Caching with Dataset

apytorch · March 19, 2020, 7:04pm

First, my dataset class does not modify the data loaded (from HDF files, in this case). On the computers I run my models on, there is not enough ram to hold all of the dataset items.

To speed up loading, I have been caching up to a specific count. Then, in get_item it just tests if the item is cached, and returns that, or loads the item from disk. However, this means that it takes 10+ minutes at the start to load all of the data that it can. I would prefer to lazily load the data as the dataloader calls the dataset.

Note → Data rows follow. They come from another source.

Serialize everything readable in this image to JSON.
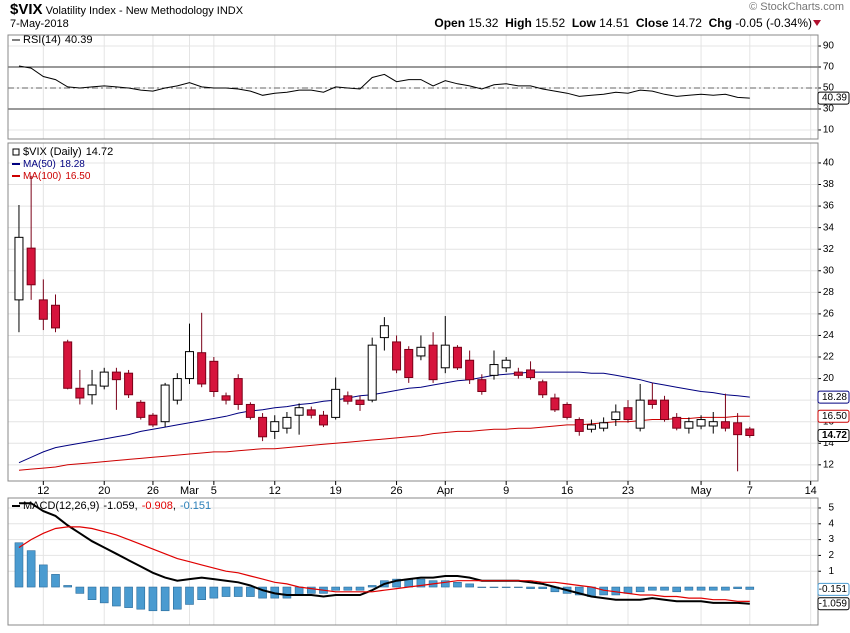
{
  "header": {
    "symbol": "$VIX",
    "name": "Volatility Index - New Methodology INDX",
    "date": "7-May-2018",
    "copyright": "© StockCharts.com",
    "labels": {
      "open": "Open",
      "high": "High",
      "low": "Low",
      "close": "Close",
      "change": "Chg"
    },
    "change": -0.05,
    "change_pct": {
      "value": -0.34,
      "label": "(-0.34%)"
    }
  },
  "chart_data": [
    {
      "type": "line",
      "series": [
        {
          "name": "RSI(14)",
          "color": "#000000",
          "values": [
            71,
            69,
            61,
            58,
            51,
            50,
            51,
            52,
            51,
            50,
            48,
            47,
            50,
            52,
            55,
            51,
            50,
            50,
            49,
            47,
            43,
            45,
            46,
            48,
            48,
            46,
            51,
            50,
            49,
            60,
            63,
            56,
            58,
            58,
            52,
            57,
            54,
            52,
            49,
            53,
            54,
            52,
            52,
            49,
            47,
            45,
            42,
            43,
            44,
            46,
            45,
            48,
            47,
            44,
            42,
            43,
            44,
            43,
            44,
            41,
            40.39
          ]
        }
      ],
      "ylim": [
        1.4,
        100.5
      ],
      "yticks": [
        10,
        30,
        50,
        70,
        90
      ],
      "reference_lines": [
        30,
        50,
        70
      ],
      "reference_styles": [
        "solid",
        "dashed",
        "solid"
      ],
      "grid": true
    },
    {
      "type": "candlestick",
      "title": "$VIX (Daily)",
      "open": [
        27.3,
        32.1,
        27.3,
        26.8,
        23.4,
        19.1,
        18.5,
        19.3,
        20.6,
        20.5,
        17.8,
        16.6,
        16.0,
        18.0,
        20.0,
        22.4,
        21.6,
        18.4,
        20.0,
        17.6,
        16.4,
        15.1,
        15.4,
        16.6,
        17.1,
        16.6,
        16.4,
        18.4,
        18.0,
        18.0,
        23.8,
        23.4,
        22.7,
        22.1,
        23.1,
        21.0,
        22.9,
        21.7,
        19.9,
        20.3,
        21.0,
        20.6,
        20.8,
        19.7,
        18.2,
        17.6,
        16.2,
        15.3,
        15.4,
        16.2,
        17.3,
        15.4,
        18.0,
        18.0,
        16.4,
        15.4,
        15.6,
        15.6,
        16.0,
        15.9,
        15.32
      ],
      "high": [
        36.1,
        38.8,
        29.2,
        27.8,
        23.6,
        20.8,
        20.8,
        21.0,
        21.0,
        20.8,
        18.0,
        16.8,
        19.6,
        20.5,
        25.1,
        26.1,
        22.0,
        18.7,
        20.4,
        17.8,
        16.8,
        16.6,
        16.9,
        17.7,
        17.4,
        17.0,
        20.1,
        18.8,
        18.4,
        23.8,
        25.7,
        24.0,
        23.0,
        24.0,
        24.3,
        25.8,
        23.1,
        22.6,
        20.4,
        22.6,
        22.0,
        21.0,
        21.6,
        19.9,
        18.6,
        17.8,
        16.4,
        16.2,
        16.4,
        17.6,
        18.0,
        19.5,
        19.6,
        18.4,
        16.8,
        16.4,
        16.6,
        16.9,
        18.6,
        16.8,
        15.52
      ],
      "low": [
        24.3,
        27.3,
        24.5,
        24.3,
        19.0,
        17.6,
        17.6,
        19.0,
        17.1,
        18.2,
        16.2,
        15.5,
        15.5,
        17.6,
        19.5,
        19.2,
        18.3,
        17.6,
        17.1,
        16.2,
        14.2,
        14.4,
        14.9,
        14.8,
        16.3,
        15.5,
        16.2,
        17.6,
        17.0,
        17.8,
        22.6,
        20.5,
        19.6,
        21.7,
        19.6,
        20.5,
        20.8,
        19.5,
        18.5,
        19.9,
        20.6,
        20.0,
        19.9,
        18.2,
        16.9,
        16.2,
        14.7,
        15.0,
        15.1,
        15.6,
        15.9,
        15.1,
        17.2,
        16.0,
        15.2,
        14.9,
        15.3,
        14.9,
        15.1,
        11.4,
        14.51
      ],
      "close": [
        33.1,
        28.7,
        25.5,
        24.7,
        19.1,
        18.2,
        19.4,
        20.6,
        19.9,
        18.5,
        16.4,
        15.7,
        19.4,
        20.0,
        22.5,
        19.5,
        18.8,
        18.0,
        17.6,
        16.4,
        14.6,
        16.0,
        16.4,
        17.3,
        16.6,
        15.7,
        19.0,
        17.9,
        17.6,
        23.1,
        24.9,
        20.8,
        20.1,
        22.9,
        19.9,
        23.1,
        21.0,
        19.9,
        18.8,
        21.3,
        21.7,
        20.3,
        20.1,
        18.5,
        17.1,
        16.4,
        15.1,
        15.7,
        15.9,
        16.9,
        16.2,
        18.0,
        17.6,
        16.2,
        15.4,
        16.0,
        16.2,
        16.0,
        15.4,
        14.8,
        14.72
      ],
      "up_color": "#ffffff",
      "down_color": "#d6143c",
      "series": [
        {
          "name": "MA(50)",
          "color": "#000080",
          "values": [
            12.2,
            12.7,
            13.2,
            13.6,
            13.8,
            14.0,
            14.2,
            14.4,
            14.6,
            14.8,
            15.1,
            15.3,
            15.5,
            15.7,
            15.9,
            16.1,
            16.3,
            16.5,
            16.8,
            17.0,
            17.1,
            17.3,
            17.4,
            17.6,
            17.7,
            17.9,
            18.0,
            18.2,
            18.4,
            18.5,
            18.7,
            18.9,
            19.1,
            19.2,
            19.4,
            19.6,
            19.8,
            19.9,
            20.1,
            20.3,
            20.4,
            20.5,
            20.6,
            20.6,
            20.6,
            20.6,
            20.6,
            20.5,
            20.5,
            20.3,
            20.1,
            19.9,
            19.6,
            19.4,
            19.2,
            19.0,
            18.8,
            18.7,
            18.5,
            18.4,
            18.28
          ]
        },
        {
          "name": "MA(100)",
          "color": "#cc0000",
          "last_label": "16.50",
          "values": [
            11.5,
            11.6,
            11.7,
            11.8,
            12.0,
            12.1,
            12.2,
            12.3,
            12.4,
            12.5,
            12.6,
            12.7,
            12.8,
            12.9,
            13.0,
            13.1,
            13.2,
            13.2,
            13.3,
            13.4,
            13.5,
            13.5,
            13.6,
            13.7,
            13.8,
            13.9,
            14.0,
            14.1,
            14.2,
            14.3,
            14.4,
            14.5,
            14.6,
            14.7,
            14.9,
            15.0,
            15.1,
            15.1,
            15.2,
            15.3,
            15.3,
            15.4,
            15.4,
            15.5,
            15.6,
            15.7,
            15.7,
            15.8,
            15.9,
            16.0,
            16.0,
            16.1,
            16.2,
            16.2,
            16.3,
            16.3,
            16.4,
            16.4,
            16.4,
            16.5,
            16.5
          ]
        }
      ],
      "xlim": [
        -0.9,
        65.6
      ],
      "xticks": [
        {
          "value": 2,
          "label": "12"
        },
        {
          "value": 7,
          "label": "20"
        },
        {
          "value": 11,
          "label": "26"
        },
        {
          "value": 14,
          "label": "Mar"
        },
        {
          "value": 16,
          "label": "5"
        },
        {
          "value": 21,
          "label": "12"
        },
        {
          "value": 26,
          "label": "19"
        },
        {
          "value": 31,
          "label": "26"
        },
        {
          "value": 35,
          "label": "Apr"
        },
        {
          "value": 40,
          "label": "9"
        },
        {
          "value": 45,
          "label": "16"
        },
        {
          "value": 50,
          "label": "23"
        },
        {
          "value": 56,
          "label": "May"
        },
        {
          "value": 60,
          "label": "7"
        },
        {
          "value": 65,
          "label": "14"
        }
      ],
      "ylim": [
        10.5,
        41.85
      ],
      "yticks": [
        12,
        14,
        16,
        18,
        20,
        22,
        24,
        26,
        28,
        30,
        32,
        34,
        36,
        38,
        40
      ],
      "grid": true
    },
    {
      "type": "macd",
      "title": "MACD(12,26,9)",
      "series": [
        {
          "style": "line",
          "color": "#000000",
          "values": [
            5.3,
            5.3,
            4.8,
            4.5,
            3.9,
            3.4,
            2.9,
            2.5,
            2.1,
            1.7,
            1.3,
            0.9,
            0.6,
            0.4,
            0.5,
            0.6,
            0.5,
            0.4,
            0.3,
            0.1,
            -0.2,
            -0.4,
            -0.5,
            -0.5,
            -0.5,
            -0.6,
            -0.5,
            -0.5,
            -0.5,
            -0.2,
            0.2,
            0.4,
            0.5,
            0.6,
            0.6,
            0.7,
            0.7,
            0.6,
            0.4,
            0.4,
            0.4,
            0.4,
            0.3,
            0.2,
            0,
            -0.2,
            -0.4,
            -0.6,
            -0.7,
            -0.8,
            -0.8,
            -0.8,
            -0.7,
            -0.8,
            -0.9,
            -0.9,
            -0.9,
            -1.0,
            -1.0,
            -1.0,
            -1.059
          ]
        },
        {
          "style": "line",
          "color": "#e00000",
          "values": [
            2.5,
            3.0,
            3.4,
            3.7,
            3.8,
            3.8,
            3.7,
            3.5,
            3.3,
            3.0,
            2.7,
            2.4,
            2.1,
            1.8,
            1.6,
            1.4,
            1.2,
            1.0,
            0.9,
            0.7,
            0.5,
            0.3,
            0.2,
            0,
            -0.1,
            -0.2,
            -0.3,
            -0.3,
            -0.3,
            -0.3,
            -0.2,
            -0.1,
            0,
            0.1,
            0.2,
            0.3,
            0.4,
            0.4,
            0.4,
            0.4,
            0.4,
            0.4,
            0.4,
            0.3,
            0.3,
            0.2,
            0.1,
            0,
            -0.2,
            -0.3,
            -0.4,
            -0.5,
            -0.5,
            -0.6,
            -0.6,
            -0.7,
            -0.7,
            -0.8,
            -0.8,
            -0.9,
            -0.908
          ]
        },
        {
          "style": "bar",
          "color": "#4a9bd0",
          "values": [
            2.8,
            2.3,
            1.4,
            0.8,
            0.1,
            -0.4,
            -0.8,
            -1.0,
            -1.2,
            -1.3,
            -1.4,
            -1.5,
            -1.5,
            -1.4,
            -1.1,
            -0.8,
            -0.7,
            -0.6,
            -0.6,
            -0.6,
            -0.7,
            -0.7,
            -0.7,
            -0.5,
            -0.4,
            -0.4,
            -0.2,
            -0.2,
            -0.2,
            0.1,
            0.4,
            0.5,
            0.5,
            0.5,
            0.4,
            0.4,
            0.3,
            0.2,
            0,
            0,
            0,
            0,
            -0.1,
            -0.1,
            -0.3,
            -0.4,
            -0.5,
            -0.6,
            -0.5,
            -0.5,
            -0.4,
            -0.3,
            -0.2,
            -0.2,
            -0.3,
            -0.2,
            -0.2,
            -0.2,
            -0.2,
            -0.1,
            -0.151
          ]
        }
      ],
      "ylim": [
        -2.4,
        5.63
      ],
      "yticks": [
        1,
        2,
        3,
        4,
        5
      ],
      "grid": true
    }
  ]
}
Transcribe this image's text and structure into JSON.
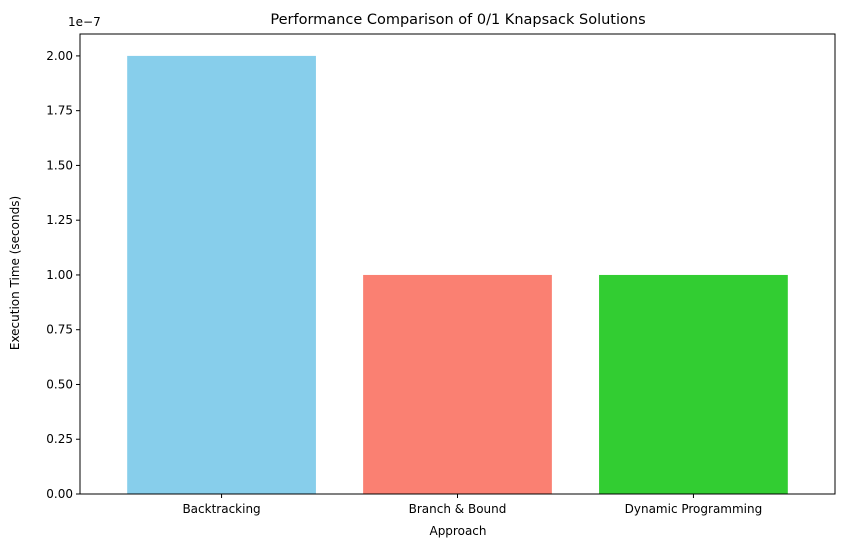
{
  "chart_data": {
    "type": "bar",
    "title": "Performance Comparison of 0/1 Knapsack Solutions",
    "xlabel": "Approach",
    "ylabel": "Execution Time (seconds)",
    "scale_label": "1e−7",
    "categories": [
      "Backtracking",
      "Branch & Bound",
      "Dynamic Programming"
    ],
    "values": [
      2e-07,
      1e-07,
      1e-07
    ],
    "colors": [
      "#87CEEB",
      "#FA8072",
      "#32CD32"
    ],
    "ylim": [
      0,
      2.1e-07
    ],
    "yticks": [
      0,
      2.5e-08,
      5e-08,
      7.5e-08,
      1e-07,
      1.25e-07,
      1.5e-07,
      1.75e-07,
      2e-07
    ],
    "ytick_labels": [
      "0.00",
      "0.25",
      "0.50",
      "0.75",
      "1.00",
      "1.25",
      "1.50",
      "1.75",
      "2.00"
    ],
    "grid": false,
    "legend": false
  }
}
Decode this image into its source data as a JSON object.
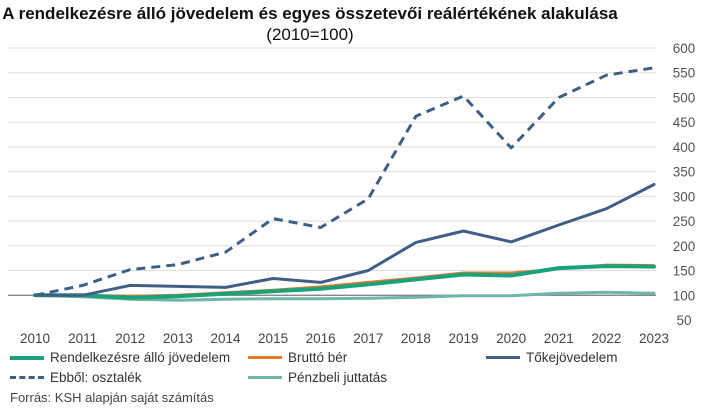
{
  "title": {
    "bold": "A rendelkezésre álló jövedelem és egyes összetevői reálértékének alakulása",
    "normal": "(2010=100)"
  },
  "source": "Forrás: KSH alapján saját számítás",
  "chart_data": {
    "type": "line",
    "x": [
      "2010",
      "2011",
      "2012",
      "2013",
      "2014",
      "2015",
      "2016",
      "2017",
      "2018",
      "2019",
      "2020",
      "2021",
      "2022",
      "2023"
    ],
    "ylim": [
      50,
      600
    ],
    "yticks": [
      50,
      100,
      150,
      200,
      250,
      300,
      350,
      400,
      450,
      500,
      550,
      600
    ],
    "grid": true,
    "baseline": 100,
    "legend_position": "bottom",
    "series": [
      {
        "name": "Rendelkezésre álló jövedelem",
        "color": "#1aa37a",
        "dash": "none",
        "width": 4,
        "values": [
          100,
          100,
          95,
          98,
          103,
          108,
          113,
          122,
          132,
          142,
          140,
          155,
          159,
          158
        ]
      },
      {
        "name": "Bruttó bér",
        "color": "#e8772e",
        "dash": "none",
        "width": 2,
        "values": [
          100,
          101,
          99,
          101,
          106,
          111,
          118,
          127,
          136,
          146,
          146,
          154,
          162,
          161
        ]
      },
      {
        "name": "Tőkejövedelem",
        "color": "#3f5f86",
        "dash": "none",
        "width": 3,
        "values": [
          100,
          100,
          120,
          118,
          116,
          134,
          126,
          150,
          207,
          230,
          208,
          242,
          275,
          324
        ]
      },
      {
        "name": "Ebből: osztalék",
        "color": "#3f5f86",
        "dash": "9,6",
        "width": 3,
        "values": [
          100,
          120,
          152,
          162,
          187,
          255,
          237,
          295,
          462,
          503,
          398,
          500,
          545,
          560
        ]
      },
      {
        "name": "Pénzbeli juttatás",
        "color": "#6fb5a8",
        "dash": "none",
        "width": 3,
        "values": [
          100,
          97,
          92,
          90,
          92,
          93,
          93,
          94,
          96,
          99,
          99,
          104,
          106,
          104
        ]
      }
    ]
  }
}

First attempt was just to have the workers try to update the cache list, but this failed because the object isn’t updated among the workers.

Second attempt, which I got from here, was to use a multiprocessing manager list.

self.manager = Manager()
self.cache = self.manager.list([None]*self.count)

And this seemed to work on simple tests (artificially limiting the number of items, I saw that it lazily cached everything it could, and read from the cache on the subsequent epochs). However, when I let it run on the full set, it failed before finishing the all of the batches for the first epoch.

I expect this is because sometimes two workers simultaneously try to update the shared list. The error raised is “convert_to_error” on the line where the item loaded from disk is saved into list:

self.cache[index] = sample

I’ve searched here and the multiprocessing documentation, but I can’t find any way to add some sort of lock to this line, so that only one worker is writing to the cache at a time.